Garth looked back at the group. Sarina was fading out of consciousness. The only one who couldn’t get a supernatural blessing at the priest this morning before we left, Dame Frieda, was tired, half carrying Sarina with Sentinel Sandrak. Jakob was alert, but he had a gash wound on his arm that was larger than the bloody bandage holding it together. Amath’tol was the only one like Garth in fighting condition. He took out the small cage that was attached to Dame Frieda’s back and removed the cover, revealing a few bats.
“They see with sounds,” Frieda said. “They also will hate this heat, so if anything can find their way out, it is them. Careful to only release them once you find the start of the passageway.”
Garth took the cage and ran up to the glass walls. He could not touch them as the heat from the furnace made them so hot it melted the tip of his sword when he got too close. He probed the walls carefully. Step, touch with the blade, see the sizzle, then move again. Finally, an opening.
“Get them! The prisoner escaped into the labyrinth!”
Garth quickly opened the cage and followed the flapping wings as the bats flew through the black glass walls.
“Follow me now!” Garth called, all attempts at stealth thrown away. They rushed along a long tunnel then started turning and weaving. Sometimes they had to jump a short wall, other-times they crawled under, careful not to touch the molten glass walls. The demons fell behind as they hurried through the passageways.
—
Denny Galdrick, the third, a merchant traveller, waited five days beside the great rock mountain. He was paid a large sum to wait with carriage and tents and tack for a month at this location.

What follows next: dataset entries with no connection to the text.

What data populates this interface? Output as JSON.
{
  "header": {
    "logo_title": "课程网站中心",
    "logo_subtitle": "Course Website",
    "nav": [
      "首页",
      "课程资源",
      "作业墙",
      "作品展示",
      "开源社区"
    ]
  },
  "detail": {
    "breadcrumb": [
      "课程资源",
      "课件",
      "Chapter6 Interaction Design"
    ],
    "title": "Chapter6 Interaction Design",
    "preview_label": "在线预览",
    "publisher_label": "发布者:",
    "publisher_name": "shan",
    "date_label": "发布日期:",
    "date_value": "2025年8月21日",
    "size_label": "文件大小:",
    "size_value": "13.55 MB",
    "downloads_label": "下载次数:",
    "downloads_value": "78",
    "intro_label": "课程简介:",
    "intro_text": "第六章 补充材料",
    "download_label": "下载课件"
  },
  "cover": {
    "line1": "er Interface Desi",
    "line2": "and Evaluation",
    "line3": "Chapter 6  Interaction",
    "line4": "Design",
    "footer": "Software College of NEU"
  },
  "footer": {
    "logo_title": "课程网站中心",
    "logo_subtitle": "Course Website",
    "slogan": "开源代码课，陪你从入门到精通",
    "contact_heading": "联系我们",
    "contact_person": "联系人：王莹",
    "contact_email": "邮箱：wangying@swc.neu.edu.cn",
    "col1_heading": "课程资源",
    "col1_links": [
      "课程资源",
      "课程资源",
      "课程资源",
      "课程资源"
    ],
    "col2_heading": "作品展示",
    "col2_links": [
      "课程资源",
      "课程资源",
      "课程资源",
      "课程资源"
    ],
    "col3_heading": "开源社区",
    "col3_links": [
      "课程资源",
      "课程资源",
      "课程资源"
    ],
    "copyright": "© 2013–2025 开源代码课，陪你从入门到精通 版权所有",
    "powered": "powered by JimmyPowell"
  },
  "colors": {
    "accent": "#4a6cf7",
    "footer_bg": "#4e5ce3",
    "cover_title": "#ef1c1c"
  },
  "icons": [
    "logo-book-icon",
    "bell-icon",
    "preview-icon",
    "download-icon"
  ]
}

He was not a bright lad, and he knew his father would never let him inherit anything without him proving himself, something in his mind, nigh impossible. Something always went wrong on every deal he worked. So he took this job and sat around the campfire, down on his luck, hoping the job would pay. A crew of four other merchants and a bard kept him company. He collected enough coin, that he was willing to camp out with friends, one whom was a bard, for a week if nothing else. The past few days were in drunken revelry, regaling tales and tall stories.
He was taking last watch and it was just after dusk when he noticed a smoke cloud appear from the jagged rock. He called his sleepy companions over to see the strange phenomenon.
Where it emerged from the stone,
A black shape at first alone
Followed by two others surrounded by smoke.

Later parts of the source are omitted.